La testardaggine positiva: intervista a Chiara La Gioia 

Fin da quando è bambina c’è una presenza costante nella vita di Chiara La Gioia: l’amore per la danza

Anche la nostra chiamata viene fatta dal Centro Nazionale di Perfezionamento della danza MSPDSTUDIOS dove sta studiando come professionista. E per la danza Chiara ha fatto tutto, compreso uscire dalla paura di parlare del proprio diabete

“Ci sono foto di me a un anno e mezzo, con ancora il ciuccio, che ballo nei villaggi vacanze. Già dai 3 anni e mezzo, lo stesso anno dell’esordio, ho iniziato a ballare in una scuola. Sono sempre stata testarda, ho stressato mia mamma finché non mi ha iscritto.” 

Di certo il diabete non avrebbe fermato questa passione. 
Lo stigma che lo circonda sì, ma solo per poco. 

“La prima scuola non mi volle accettare, ci abbiamo messo un po’ a trovarne una che mi prendesse. Il compromesso è stato far sedere mia mamma nella sala d’attesa finché non sono stata in grado di gestire le punture da sola.” 

La convivenza con il diabete non è serena fino alle medie.  
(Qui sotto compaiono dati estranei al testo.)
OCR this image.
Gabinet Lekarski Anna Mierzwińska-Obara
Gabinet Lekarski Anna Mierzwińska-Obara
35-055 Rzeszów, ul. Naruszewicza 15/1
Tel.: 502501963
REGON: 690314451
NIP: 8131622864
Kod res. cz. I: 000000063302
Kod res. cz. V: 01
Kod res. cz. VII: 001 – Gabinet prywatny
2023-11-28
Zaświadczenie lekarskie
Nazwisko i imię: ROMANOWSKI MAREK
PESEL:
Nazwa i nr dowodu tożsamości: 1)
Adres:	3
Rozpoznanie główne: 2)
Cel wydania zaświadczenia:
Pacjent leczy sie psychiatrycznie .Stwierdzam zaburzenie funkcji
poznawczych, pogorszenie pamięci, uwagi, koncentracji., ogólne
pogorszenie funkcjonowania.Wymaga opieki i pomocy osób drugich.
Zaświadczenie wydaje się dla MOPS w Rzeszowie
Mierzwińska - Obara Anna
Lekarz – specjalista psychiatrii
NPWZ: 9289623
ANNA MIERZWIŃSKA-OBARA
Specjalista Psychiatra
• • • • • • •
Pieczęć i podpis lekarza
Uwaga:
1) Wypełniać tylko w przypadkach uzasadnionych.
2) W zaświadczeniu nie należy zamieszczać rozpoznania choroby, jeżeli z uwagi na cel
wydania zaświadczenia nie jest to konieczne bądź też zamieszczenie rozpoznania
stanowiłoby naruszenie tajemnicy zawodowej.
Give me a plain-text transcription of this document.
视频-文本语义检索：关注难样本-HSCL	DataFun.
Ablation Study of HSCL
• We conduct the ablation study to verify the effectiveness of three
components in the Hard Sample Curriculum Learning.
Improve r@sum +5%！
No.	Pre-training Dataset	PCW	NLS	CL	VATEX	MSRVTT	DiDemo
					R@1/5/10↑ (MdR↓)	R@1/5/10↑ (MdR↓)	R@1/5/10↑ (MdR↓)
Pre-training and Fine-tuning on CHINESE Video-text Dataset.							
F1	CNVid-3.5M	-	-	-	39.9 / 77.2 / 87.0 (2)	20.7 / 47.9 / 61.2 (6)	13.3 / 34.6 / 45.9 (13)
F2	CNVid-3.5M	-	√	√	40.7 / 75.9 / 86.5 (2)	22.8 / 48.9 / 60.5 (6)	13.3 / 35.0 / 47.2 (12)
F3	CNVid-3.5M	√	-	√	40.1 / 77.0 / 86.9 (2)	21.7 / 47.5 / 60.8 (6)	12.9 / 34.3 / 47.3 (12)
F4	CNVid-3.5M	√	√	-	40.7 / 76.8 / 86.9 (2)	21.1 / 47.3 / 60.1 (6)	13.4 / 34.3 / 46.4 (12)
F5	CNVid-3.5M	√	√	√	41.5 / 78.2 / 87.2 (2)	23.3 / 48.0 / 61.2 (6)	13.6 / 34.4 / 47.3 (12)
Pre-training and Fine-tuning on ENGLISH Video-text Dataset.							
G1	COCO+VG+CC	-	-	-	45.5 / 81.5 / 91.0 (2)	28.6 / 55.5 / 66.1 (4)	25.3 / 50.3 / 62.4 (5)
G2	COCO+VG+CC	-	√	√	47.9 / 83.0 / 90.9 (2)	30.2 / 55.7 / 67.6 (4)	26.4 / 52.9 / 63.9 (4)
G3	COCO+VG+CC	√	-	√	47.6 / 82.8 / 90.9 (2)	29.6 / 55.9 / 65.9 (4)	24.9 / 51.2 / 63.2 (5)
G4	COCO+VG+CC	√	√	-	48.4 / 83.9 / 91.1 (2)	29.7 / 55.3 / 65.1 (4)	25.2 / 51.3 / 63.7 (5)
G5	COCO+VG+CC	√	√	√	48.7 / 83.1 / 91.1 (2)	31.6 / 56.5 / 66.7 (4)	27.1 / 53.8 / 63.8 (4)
“Non volevo nessun dispositivo troppo visibile, fino alle medie mi sono vergognata un sacco di avere il diabete, proprio tanto. Perché la gente è cattiva… e un po’ ignorante. 

Una verità così dolorosa, pronunciata con tanta semplicità colpisce ancora di più per potenza e per gravità. Ma lo spirito di Chiara si fa sentire anche qui.  

“Per esempio, a scuola dovevamo scegliere delle persone per fare una gara e una compagna mi disse letteralmente che non valeva la pena che io mi impegnassi, che tanto come malata non mi avrebbero scelto. Poi alla fine? Hanno preso mee ride soddisfatta. 

Sappiamo bene che la vita con diabete è un delicato quanto precario equilibrio, che il rischio di essere eccessivamente positive cancellando parti importanti della vita di chi ha il diabete è sempre dietro l’angolo. Ma questo spirito forte sotto forma di ventenne ballerina è davvero ammirabile, quasi invidiabile a dirla tutta. E come tante cose belle della vita, è anche la conseguenza di un percorso psicologico strutturato. 

“Ero così piccola che davo la colpa a mia mamma, le dicevo che era lei ad avermi fatto ammalare portandomi in ospedale. Così lei capì che mi serviva aiuto. Ho fatto un percorso con una psicologa pediatrica che adesso chiamo zia e mi ha aiutato davvero tanto.” 

Ad oggi, Chiara rivendica con orgoglio ogni scelta, la sua identità di diabetica (che ha impresso tatuandosi la data dell’esordio) il raggiungimento di un grande obiettivo, quello di trasferirsi fuori casa per studiare a Roma, ma anche la soddisfazione di aver detto quello che pensa ad altri genitori di persone con diabete a un evento, un messaggio insolito che ci teniamo a diffondere. 

Ho detto loro che dovevano mettersi nei nostri panni e capire che siamo noi a stare peggio, non loro. Io non lo so ancora cosa vuol dire essere genitore, ma sono io, siamo noi, a convivere con questa malattia, siamo noi che dovremo cavarcela quando loro non ci saranno più. Devono sapere fare un passo indietro, lasciarci vivere la vita appieno, anche con il diabete.”